DON’T TELL THE CLIENT WHAT THEY WANT TO HEAR. TELL THEM WHAT THEY NEED TO HEAR.

see reference sheet for dead lenders

Homeowners come to loan examiners for one purpose: to find a way to get relief from a deal that was probably not viable when it was made and is certainly not viable now. They are usually “behind” in their payments. Their accounts have been declared delinquent and notices of default have been sent and received. Phone calls, letters and even statutory requests under RESPA and FDCPA are routinely ignored.

So the homeowner is asking you “who am I really dealing with here and what can I do to get through to the real people who own my debt?” You probably can never answer that question because the answer is more theoretical than actual. But your investigation can arm them with the information they need to undercut the case against them. And THAT is how homeowners win cases against false claimants making false claims.

The inability of the loan examiner to to answer those questions is not a failure of the analyst or of the homeowner’s proof. It is evidence of gaps in the case against the homeowner. In the weird world of foreclosure defense you can always prove violations of lending laws and servicing laws but you can only win when you expose the absence of essential elements in establishing the existence and rights of the claimants and the existence of an actual claim.

The answer lies in the details, and what they want from you as a forensic auditor or examiner are details that matter. Things that matter fall into two distinct categories.

First there are facts that actually get traction in court (as distinguished from facts that you think ought to get traction in court).

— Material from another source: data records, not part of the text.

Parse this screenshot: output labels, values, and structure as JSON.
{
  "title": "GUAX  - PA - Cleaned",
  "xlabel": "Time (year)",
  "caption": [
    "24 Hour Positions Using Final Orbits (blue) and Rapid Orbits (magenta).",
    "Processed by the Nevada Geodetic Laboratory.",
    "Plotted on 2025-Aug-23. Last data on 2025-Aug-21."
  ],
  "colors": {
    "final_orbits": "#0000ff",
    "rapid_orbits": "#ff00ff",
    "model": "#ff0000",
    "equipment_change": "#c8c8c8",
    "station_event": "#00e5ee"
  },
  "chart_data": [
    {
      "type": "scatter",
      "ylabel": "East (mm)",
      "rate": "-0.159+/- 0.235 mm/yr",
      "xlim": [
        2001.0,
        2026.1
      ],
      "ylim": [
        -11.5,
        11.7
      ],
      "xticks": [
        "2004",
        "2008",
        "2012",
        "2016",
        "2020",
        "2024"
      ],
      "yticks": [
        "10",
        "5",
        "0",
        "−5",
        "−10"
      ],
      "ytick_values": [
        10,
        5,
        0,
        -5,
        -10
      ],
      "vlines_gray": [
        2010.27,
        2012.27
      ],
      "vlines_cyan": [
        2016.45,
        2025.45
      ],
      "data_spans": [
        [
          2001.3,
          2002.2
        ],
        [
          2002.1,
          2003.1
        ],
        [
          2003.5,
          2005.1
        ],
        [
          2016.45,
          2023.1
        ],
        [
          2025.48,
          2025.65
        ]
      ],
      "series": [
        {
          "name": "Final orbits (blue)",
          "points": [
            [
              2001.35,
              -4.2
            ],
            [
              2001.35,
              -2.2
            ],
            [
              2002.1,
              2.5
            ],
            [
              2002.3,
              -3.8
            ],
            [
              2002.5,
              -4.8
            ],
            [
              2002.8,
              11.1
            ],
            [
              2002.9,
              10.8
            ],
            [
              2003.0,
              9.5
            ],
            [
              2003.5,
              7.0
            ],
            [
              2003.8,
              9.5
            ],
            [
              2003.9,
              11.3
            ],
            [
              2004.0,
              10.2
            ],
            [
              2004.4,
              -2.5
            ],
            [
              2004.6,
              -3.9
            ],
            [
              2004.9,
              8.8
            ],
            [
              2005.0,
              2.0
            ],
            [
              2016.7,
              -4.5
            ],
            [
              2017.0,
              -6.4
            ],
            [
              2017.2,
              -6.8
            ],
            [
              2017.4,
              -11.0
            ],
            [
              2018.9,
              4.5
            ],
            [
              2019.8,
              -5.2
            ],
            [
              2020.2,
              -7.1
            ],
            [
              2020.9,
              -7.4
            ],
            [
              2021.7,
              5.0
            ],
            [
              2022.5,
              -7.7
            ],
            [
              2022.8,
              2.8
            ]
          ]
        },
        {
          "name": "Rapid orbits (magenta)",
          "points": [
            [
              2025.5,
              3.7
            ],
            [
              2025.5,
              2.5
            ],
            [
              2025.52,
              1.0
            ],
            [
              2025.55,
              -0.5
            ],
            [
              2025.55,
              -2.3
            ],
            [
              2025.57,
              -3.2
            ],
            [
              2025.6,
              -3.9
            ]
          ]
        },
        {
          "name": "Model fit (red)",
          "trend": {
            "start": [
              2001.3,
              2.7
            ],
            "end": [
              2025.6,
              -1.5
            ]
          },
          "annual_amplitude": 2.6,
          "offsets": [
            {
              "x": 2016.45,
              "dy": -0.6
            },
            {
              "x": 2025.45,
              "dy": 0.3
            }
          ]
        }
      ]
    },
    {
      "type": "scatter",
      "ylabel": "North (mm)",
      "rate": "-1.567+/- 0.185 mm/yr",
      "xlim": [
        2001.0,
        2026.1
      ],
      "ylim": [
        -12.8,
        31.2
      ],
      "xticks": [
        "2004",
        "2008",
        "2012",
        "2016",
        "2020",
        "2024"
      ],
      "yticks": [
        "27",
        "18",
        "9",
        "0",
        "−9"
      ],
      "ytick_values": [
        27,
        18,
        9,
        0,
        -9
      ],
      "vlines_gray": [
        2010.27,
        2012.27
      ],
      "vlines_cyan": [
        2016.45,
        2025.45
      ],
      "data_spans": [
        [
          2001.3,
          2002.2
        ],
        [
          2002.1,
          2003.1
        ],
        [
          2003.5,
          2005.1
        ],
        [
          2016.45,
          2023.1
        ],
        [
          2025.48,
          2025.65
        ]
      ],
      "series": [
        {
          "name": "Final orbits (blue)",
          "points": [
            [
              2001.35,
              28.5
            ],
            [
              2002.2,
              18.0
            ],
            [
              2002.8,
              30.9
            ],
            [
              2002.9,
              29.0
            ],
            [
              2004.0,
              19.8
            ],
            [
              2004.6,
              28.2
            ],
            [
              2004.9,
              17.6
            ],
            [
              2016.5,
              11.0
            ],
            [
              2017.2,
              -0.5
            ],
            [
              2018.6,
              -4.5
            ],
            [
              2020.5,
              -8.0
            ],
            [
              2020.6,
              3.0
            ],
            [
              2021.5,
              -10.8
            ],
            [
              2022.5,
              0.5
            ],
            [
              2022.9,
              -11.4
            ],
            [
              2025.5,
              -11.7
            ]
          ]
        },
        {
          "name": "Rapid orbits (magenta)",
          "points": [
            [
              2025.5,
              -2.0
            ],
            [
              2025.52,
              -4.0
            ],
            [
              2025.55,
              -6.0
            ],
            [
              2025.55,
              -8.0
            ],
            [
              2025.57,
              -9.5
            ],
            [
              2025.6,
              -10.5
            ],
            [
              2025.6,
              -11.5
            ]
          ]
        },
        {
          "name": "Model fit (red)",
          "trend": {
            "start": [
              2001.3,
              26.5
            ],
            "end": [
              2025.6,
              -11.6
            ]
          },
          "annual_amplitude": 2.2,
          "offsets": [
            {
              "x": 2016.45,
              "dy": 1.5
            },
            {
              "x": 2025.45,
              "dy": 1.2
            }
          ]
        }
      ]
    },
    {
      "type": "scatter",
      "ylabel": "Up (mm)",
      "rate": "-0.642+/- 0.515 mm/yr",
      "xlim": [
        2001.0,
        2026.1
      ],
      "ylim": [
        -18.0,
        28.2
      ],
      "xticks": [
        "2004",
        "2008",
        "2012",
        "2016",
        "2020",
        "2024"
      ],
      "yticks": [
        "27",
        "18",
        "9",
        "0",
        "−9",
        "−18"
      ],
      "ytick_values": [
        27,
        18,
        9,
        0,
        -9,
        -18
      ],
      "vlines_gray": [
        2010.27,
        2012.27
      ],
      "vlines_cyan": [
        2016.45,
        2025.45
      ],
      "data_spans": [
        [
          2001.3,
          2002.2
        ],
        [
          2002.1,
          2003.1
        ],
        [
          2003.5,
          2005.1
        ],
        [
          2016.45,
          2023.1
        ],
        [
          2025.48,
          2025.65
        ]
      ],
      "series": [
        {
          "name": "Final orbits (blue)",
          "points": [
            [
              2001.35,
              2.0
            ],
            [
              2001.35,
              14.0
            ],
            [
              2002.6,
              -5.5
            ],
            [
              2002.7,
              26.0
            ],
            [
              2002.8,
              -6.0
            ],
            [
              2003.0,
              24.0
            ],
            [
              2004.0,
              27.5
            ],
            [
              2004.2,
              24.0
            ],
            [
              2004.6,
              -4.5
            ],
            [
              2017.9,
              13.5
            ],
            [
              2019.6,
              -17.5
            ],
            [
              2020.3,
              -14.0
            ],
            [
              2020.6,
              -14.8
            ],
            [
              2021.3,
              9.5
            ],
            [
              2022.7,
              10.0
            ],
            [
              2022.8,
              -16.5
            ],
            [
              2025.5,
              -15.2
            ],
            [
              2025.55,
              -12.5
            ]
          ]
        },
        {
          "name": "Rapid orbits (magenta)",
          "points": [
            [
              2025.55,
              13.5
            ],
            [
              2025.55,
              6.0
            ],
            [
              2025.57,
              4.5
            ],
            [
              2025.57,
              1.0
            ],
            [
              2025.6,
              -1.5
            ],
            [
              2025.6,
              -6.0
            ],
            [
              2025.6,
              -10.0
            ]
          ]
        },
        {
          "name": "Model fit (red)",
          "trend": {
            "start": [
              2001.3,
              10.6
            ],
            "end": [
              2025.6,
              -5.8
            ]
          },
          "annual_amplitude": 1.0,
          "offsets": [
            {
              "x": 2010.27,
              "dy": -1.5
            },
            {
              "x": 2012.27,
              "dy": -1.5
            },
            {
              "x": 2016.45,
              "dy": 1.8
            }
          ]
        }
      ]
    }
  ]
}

Second there are facts that undermine the credibility of the prima facie case for foreclosure.

The list of dead lenders is one place to start. Any “transfer” of a debt, note or mortgage after the alleged “lender” is dead is easy to attack. That is what you want to give your clients.

The fact that all the documents in all the loans are fabricated, forged and robosigned as distractions from the real facts does little to advance the position of your client. But you are not an advocate. You are a fact finder. And with a few exceptions, most people who signed up for the Free Seminar lack the necessary credentials, knowledge, training and experience to give an opinion.

Everyone is entitled to their own opinion but nobody is entitled to their own facts. Your job is keep track of what is working as well as who is developing new approaches that could work. The homeowner doesn’t know how to narrow the focus. They are depending upon you to do so.

Every forensic loan auditor or examiner is qualified to testify or sign an affidavit on facts they found. In so doing they should be prepared to describe the actual work they did, how they went about it,  what facts were revealed — but no conclusion on what that means. An opinion from a fact witness reveals bias of the witness thus undermining their own credibility.

Don’t tell the client what they want to hear. Tell them what they need to hear.